La souffrance froide et condamnable qu’inflige Accatone à ses proches s’affirme alors en conséquence des propres vexations que subit le protagoniste. Rien ne saurait pardonner ses agissements, mais il serait malhonnête intellectuellement de ne lier ses déviances qu’à une simple perversion personnelle. Accatone est le produit d’un système répressif aveugle, qui ostracise le personnage et qui le conduit alors à transposer idiotement la haine qu’il subit vers les seules personnes plus faibles socialement que lui : les femmes. Le manque d’éducation et de perspectives d’avenir font de Accatone un exclu qui perpétue l’abominable. La duperie vicieuse d’un plus grand luxe, que lui inflige une petite bourgeoisie que Pier Paolo Pasolini ne représente qu’implicitement à travers une scène dans les quartiers riches de Rome, le conduit à monnayer la pureté de Stella. La chaîne en or du héros est avancée comme un bien précieux, alors que Accattone ne pourvoit pas aux besoins d’une famille qu’il a abandonnée et qu’il vole outrageusement. Accatone est un être écartelé, trop minable pour être un bandit accompli, trop bafoué moralement dans sa propre construction pour être un citoyen modèle. S’il inflige la souffrance à Stella, malgré un amour étrange qui se devine, il est lui aussi blessé par la situation : au moment où sa nouvelle proie est sur le point de vendre ses charmes pour la première fois, Accatone prétend vouloir se suicider.

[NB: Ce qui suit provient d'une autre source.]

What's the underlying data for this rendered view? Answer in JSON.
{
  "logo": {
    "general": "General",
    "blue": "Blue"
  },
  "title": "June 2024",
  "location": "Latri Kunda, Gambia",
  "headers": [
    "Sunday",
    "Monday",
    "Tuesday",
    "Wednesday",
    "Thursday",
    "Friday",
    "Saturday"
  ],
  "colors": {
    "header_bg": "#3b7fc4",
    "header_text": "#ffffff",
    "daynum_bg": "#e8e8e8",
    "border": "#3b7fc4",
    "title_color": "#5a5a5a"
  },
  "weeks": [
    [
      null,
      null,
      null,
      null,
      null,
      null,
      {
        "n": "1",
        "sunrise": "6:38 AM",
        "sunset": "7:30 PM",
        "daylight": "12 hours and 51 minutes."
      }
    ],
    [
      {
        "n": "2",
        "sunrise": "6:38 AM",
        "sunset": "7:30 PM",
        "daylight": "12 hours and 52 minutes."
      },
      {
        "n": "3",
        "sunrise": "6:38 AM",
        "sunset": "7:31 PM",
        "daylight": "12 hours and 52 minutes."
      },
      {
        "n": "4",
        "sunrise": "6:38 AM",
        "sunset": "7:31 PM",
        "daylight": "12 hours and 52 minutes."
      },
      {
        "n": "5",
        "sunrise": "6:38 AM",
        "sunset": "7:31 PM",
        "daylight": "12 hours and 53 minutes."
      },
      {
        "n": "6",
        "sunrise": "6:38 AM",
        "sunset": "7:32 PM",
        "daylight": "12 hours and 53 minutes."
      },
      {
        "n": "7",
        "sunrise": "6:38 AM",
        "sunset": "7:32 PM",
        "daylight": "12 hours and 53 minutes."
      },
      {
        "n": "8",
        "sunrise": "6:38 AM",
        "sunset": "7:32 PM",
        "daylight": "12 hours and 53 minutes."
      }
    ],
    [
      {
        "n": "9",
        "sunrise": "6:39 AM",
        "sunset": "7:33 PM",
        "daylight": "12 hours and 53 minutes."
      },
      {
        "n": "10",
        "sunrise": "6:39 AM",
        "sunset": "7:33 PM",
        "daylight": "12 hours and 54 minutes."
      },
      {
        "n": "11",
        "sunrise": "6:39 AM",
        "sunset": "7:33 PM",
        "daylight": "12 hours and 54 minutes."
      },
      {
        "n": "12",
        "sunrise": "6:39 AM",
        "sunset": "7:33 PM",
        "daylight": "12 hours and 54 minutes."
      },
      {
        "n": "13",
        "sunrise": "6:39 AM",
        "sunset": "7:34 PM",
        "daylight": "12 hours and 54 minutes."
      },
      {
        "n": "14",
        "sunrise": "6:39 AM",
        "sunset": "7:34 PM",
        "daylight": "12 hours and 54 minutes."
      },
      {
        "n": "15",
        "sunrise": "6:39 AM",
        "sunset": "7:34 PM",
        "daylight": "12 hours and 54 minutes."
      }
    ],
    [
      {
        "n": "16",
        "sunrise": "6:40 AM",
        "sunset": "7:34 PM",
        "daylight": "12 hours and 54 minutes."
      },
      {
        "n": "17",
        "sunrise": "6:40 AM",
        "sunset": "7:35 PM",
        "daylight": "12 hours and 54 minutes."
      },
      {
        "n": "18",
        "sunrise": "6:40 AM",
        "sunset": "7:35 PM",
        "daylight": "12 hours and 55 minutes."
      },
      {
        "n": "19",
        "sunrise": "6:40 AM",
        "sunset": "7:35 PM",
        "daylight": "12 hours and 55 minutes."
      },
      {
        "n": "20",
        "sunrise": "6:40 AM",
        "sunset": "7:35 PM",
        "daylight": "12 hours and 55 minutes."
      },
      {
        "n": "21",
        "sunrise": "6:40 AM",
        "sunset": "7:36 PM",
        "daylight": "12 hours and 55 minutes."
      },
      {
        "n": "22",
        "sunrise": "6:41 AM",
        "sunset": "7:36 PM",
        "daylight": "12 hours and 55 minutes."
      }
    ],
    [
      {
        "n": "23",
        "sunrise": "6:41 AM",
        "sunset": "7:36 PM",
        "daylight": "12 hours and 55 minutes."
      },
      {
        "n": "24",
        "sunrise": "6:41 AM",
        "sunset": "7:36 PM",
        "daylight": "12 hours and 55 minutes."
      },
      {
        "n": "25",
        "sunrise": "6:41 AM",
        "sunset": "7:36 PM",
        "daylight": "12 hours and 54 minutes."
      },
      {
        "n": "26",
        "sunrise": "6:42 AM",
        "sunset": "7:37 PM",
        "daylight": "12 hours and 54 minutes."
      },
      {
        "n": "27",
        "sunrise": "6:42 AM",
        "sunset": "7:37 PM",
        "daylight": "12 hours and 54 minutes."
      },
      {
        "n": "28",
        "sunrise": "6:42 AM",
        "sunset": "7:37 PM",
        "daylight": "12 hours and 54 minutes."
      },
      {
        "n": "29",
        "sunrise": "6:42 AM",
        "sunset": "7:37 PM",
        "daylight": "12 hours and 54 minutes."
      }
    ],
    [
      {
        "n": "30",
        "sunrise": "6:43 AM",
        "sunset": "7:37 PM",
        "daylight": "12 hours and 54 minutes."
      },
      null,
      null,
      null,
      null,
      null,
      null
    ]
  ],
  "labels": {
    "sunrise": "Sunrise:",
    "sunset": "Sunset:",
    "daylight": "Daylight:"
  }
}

Pier Paolo Pasolini laisse le spectateur juge de la situation : sa mission n’est pas de prendre parti pour son héros, ni de le condamner, mais de montrer une réalité et de permettre au public de se faire sa propre idée sur Accatone. Le cinéaste dénonce une situation omniprésente en 1961, et sa simple représentation suffit à en faire une œuvre pertinente politiquement. Dès l’entame du projet, et même si il est permis d’y voir également une volonté de se familiariser humblement avec les outils du cinéma, le réalisateur énonce à ses producteurs son envie de pureté dans sa mise en image, loin de toute esbroufe visuelle qui détournerait son audience de la confrontation brutale avec un quotidien précaire. Accatone est présent dans la majorité des plans, mais volontairement, et selon ses propos, Pier Paolo Pasolini n’offre jamais de plans séquences qui assimilerait le point de vue du spectateur à celui du héros, tout au plus des travellings sur ses déambulations. Le public n’est pas Accatone, il est extérieur à l’histoire du film, le propulser dans la peau du personnage principal reviendrait à travestir la réalité souhaitée.

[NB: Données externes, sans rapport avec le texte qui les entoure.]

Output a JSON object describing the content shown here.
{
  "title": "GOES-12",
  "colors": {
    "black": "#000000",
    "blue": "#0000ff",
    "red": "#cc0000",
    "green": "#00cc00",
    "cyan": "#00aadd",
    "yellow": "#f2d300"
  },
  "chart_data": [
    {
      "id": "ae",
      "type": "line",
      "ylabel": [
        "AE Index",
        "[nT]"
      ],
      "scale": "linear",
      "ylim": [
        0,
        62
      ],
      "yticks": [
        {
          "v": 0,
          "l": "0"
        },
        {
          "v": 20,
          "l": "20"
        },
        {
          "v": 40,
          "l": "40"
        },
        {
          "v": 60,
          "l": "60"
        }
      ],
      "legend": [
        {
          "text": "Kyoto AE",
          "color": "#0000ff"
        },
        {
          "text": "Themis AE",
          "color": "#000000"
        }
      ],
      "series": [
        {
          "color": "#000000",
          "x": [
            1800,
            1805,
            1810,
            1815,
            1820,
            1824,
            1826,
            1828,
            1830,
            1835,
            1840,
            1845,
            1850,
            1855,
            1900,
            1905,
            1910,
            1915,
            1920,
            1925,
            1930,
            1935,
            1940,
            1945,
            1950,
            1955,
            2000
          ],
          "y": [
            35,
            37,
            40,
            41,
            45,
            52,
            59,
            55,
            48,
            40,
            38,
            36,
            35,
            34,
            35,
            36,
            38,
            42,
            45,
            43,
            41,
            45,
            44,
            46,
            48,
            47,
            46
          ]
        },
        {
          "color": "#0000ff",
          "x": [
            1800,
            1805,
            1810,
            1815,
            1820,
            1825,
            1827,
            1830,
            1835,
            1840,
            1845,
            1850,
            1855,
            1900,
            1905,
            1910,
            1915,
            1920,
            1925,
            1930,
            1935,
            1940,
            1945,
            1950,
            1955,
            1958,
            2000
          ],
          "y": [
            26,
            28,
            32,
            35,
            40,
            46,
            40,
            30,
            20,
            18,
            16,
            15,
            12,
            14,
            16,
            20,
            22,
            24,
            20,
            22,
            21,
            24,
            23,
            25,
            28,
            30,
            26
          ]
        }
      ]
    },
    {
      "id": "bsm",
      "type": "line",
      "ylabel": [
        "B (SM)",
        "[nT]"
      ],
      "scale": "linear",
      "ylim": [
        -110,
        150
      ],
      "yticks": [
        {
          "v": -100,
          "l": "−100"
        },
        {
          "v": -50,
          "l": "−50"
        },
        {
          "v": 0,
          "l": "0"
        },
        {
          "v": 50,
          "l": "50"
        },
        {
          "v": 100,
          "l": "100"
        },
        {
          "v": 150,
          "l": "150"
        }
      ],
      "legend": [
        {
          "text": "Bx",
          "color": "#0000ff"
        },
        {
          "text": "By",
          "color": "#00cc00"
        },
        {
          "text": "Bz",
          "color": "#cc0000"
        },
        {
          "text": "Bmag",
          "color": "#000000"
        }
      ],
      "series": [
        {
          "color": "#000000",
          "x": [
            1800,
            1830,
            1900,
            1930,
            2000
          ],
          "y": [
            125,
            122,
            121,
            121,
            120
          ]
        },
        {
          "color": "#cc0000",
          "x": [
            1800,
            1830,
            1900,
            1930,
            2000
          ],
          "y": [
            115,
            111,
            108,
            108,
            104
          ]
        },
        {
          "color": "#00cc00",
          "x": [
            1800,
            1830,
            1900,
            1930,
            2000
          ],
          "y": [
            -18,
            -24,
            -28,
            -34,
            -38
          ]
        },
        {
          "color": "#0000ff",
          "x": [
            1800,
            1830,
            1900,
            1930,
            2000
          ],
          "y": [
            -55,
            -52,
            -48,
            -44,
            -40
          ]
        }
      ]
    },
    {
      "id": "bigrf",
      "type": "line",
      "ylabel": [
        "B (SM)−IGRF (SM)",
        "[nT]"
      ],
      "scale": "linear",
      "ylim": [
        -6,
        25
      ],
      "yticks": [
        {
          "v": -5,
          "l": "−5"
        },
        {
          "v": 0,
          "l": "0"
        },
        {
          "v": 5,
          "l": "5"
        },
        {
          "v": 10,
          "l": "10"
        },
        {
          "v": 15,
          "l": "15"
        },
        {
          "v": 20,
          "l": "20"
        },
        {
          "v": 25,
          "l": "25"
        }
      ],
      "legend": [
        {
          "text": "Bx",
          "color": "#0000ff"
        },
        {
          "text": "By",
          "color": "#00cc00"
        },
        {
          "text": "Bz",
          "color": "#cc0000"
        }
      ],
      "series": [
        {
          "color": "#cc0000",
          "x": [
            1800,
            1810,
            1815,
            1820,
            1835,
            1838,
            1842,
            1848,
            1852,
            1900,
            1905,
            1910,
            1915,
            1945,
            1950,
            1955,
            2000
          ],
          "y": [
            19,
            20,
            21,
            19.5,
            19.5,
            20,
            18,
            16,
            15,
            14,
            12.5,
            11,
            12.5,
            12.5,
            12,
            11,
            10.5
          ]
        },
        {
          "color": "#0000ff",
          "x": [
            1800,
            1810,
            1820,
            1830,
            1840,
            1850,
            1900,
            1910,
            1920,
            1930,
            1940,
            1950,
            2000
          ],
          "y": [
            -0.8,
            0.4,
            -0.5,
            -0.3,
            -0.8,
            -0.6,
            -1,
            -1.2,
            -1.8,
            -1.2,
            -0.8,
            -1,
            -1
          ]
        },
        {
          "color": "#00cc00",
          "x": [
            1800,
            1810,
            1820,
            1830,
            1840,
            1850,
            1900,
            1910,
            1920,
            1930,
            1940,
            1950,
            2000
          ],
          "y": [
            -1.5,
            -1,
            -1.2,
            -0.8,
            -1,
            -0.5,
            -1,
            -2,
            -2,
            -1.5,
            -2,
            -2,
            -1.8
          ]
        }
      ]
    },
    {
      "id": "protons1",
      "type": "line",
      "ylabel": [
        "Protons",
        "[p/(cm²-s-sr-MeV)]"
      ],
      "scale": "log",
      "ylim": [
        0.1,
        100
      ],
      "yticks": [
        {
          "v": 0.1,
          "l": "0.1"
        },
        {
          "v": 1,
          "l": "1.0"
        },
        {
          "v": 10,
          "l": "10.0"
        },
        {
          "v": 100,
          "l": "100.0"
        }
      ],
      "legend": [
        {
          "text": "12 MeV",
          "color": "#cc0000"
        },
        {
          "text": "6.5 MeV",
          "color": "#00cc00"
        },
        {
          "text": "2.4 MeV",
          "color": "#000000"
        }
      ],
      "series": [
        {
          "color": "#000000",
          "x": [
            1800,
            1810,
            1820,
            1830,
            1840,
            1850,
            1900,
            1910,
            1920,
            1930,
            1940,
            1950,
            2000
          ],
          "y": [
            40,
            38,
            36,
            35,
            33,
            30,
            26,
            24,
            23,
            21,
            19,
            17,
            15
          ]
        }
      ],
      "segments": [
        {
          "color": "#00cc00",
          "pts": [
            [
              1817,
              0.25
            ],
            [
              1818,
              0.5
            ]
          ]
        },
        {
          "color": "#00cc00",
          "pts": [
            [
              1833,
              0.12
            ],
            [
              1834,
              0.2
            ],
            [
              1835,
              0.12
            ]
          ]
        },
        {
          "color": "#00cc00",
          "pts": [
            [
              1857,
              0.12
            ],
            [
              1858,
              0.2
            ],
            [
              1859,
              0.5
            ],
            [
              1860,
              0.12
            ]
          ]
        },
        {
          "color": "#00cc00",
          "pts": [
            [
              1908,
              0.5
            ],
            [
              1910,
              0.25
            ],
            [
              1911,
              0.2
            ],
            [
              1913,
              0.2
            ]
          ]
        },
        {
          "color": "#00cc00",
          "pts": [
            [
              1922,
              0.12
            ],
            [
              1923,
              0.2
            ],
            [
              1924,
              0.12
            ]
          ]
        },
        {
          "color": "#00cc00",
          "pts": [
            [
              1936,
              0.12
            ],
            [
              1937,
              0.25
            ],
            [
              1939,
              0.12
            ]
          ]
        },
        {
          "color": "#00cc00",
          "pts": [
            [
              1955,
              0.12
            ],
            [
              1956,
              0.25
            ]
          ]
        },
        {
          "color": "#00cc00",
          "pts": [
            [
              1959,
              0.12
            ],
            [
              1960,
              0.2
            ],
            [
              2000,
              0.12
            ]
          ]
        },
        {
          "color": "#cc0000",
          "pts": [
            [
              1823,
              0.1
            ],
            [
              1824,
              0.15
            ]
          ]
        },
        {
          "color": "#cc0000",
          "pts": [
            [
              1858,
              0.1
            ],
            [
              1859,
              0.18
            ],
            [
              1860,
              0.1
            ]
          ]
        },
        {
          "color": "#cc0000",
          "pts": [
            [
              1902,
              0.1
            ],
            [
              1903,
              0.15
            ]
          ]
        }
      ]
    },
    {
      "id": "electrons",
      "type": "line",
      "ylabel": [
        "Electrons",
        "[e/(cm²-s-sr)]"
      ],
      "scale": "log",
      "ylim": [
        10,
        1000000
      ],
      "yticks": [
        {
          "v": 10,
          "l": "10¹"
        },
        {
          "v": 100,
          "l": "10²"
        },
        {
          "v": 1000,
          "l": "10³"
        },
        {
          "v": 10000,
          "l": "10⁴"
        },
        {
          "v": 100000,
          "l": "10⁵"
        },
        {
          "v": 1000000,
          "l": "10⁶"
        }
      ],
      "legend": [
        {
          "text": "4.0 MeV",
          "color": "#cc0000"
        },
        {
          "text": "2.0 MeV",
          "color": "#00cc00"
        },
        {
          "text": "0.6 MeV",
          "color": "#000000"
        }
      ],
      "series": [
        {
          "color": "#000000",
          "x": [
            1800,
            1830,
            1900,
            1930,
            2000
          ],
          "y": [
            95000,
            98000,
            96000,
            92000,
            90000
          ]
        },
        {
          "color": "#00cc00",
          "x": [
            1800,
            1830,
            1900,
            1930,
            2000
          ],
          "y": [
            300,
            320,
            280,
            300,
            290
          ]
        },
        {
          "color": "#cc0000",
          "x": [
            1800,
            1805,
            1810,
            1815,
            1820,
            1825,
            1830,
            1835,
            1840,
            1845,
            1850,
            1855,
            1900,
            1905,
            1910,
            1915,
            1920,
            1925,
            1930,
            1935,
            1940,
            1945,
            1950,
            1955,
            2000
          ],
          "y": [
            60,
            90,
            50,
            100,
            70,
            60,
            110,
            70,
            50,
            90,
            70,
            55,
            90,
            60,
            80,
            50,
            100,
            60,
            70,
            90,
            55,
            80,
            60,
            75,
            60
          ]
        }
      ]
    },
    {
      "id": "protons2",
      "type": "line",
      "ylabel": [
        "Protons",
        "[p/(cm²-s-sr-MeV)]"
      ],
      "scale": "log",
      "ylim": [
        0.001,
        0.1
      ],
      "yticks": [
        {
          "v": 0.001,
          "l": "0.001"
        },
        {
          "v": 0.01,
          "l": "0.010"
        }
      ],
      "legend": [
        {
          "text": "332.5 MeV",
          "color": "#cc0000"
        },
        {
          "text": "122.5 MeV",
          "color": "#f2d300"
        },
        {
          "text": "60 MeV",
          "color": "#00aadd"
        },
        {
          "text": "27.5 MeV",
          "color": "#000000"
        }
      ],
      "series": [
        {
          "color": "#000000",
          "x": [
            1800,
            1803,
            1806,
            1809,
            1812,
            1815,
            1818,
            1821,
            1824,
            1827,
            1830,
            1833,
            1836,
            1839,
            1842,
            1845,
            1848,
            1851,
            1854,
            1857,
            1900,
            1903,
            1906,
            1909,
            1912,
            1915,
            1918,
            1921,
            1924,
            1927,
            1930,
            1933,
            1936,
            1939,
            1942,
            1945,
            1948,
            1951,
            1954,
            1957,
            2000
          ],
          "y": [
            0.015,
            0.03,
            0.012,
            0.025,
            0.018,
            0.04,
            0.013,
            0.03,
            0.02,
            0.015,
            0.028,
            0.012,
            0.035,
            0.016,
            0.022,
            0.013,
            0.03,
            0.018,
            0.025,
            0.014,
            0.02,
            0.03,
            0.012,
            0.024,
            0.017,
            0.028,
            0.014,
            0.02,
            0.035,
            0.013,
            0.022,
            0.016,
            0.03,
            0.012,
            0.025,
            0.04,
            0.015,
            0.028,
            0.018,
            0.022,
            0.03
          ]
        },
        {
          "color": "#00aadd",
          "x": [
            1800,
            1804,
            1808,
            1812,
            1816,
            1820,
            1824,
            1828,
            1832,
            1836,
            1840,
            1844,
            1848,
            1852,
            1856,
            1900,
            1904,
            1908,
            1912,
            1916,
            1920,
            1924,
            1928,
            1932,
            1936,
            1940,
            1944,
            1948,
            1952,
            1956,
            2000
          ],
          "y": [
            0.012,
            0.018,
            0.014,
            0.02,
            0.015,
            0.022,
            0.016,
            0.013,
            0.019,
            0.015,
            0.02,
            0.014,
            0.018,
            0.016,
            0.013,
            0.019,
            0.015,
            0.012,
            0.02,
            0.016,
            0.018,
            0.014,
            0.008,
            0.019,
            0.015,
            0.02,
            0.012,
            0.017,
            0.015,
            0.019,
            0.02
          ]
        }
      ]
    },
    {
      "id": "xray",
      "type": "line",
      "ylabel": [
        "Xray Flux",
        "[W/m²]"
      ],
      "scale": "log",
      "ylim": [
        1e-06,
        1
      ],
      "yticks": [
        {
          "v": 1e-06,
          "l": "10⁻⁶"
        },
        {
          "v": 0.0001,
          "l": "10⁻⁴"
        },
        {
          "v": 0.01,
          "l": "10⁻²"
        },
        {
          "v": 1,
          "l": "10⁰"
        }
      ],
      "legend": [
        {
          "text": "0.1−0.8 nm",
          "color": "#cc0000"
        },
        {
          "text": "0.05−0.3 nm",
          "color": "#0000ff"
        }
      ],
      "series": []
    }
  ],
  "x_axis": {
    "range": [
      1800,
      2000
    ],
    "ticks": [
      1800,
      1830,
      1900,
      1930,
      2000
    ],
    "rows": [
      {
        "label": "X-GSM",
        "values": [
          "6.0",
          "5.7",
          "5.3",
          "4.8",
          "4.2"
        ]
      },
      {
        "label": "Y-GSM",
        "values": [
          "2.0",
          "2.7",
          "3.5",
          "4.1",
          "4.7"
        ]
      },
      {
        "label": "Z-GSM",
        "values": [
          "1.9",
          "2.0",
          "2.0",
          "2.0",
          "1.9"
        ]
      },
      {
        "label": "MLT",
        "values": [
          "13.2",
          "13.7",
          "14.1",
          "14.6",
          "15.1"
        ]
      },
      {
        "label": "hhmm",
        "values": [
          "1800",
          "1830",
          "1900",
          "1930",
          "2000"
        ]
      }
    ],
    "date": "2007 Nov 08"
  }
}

En faisant de Accatone un proxénète, Pier Paolo Pasolini nuance d’autant plus son regard. Le marchandage du corps apparaît comme la perversion absolue, là où il aurait été facile de fabriquer une empathie factice envers la précarité qui frappe le héros à travers une autre forme de délit, comme le vol par exemple, évoqué dans le film. Le protagoniste conjugue avilissement moral et physique en dépossédant les prostituées de leur liberté de corps, annihilant ainsi la pureté qui leur est propre, et se présentant ainsi comme un être abject à certains égards. La négation physique amorale se transpose jusque dans des dialogues anodins, où au détour d’une réplique, l’évocation d’une violence faite aux femmes est énoncée comme normale. Il reste néanmoins permis de se demander si ce reniement de la pureté de l’enveloppe charnelle est propre au personnages féminins, ou si Accatone n’accorde également plus de considération à son propre corps. Lorsque dans les premières secondes du long métrage, le héros relève un pari qui a causé la mort de l’une de ses connaissances, le bafouement de la valeur d’une vie est déjà adjoint au protagoniste. Les âmes perdues, privées de sentiments, sont prisonnières de la chair en perpétuelle souffrance. À l’évidence, Accatone éprouve une fascination réciproque pour Stella, et Pier Paolo Pasolini laisse planer un temps l’image d’une romance, avant que le contexte précaire ne pousse le héros à trahir ignoblement et égoïstement un hypothétique idéal commun. Ironiquement, l’une des prostituées du film est nommée Amore, comme si Pier Paolo Pasolini signifiait que les émotions les plus primaires sont marchandées sur le sinistre autel de la survie.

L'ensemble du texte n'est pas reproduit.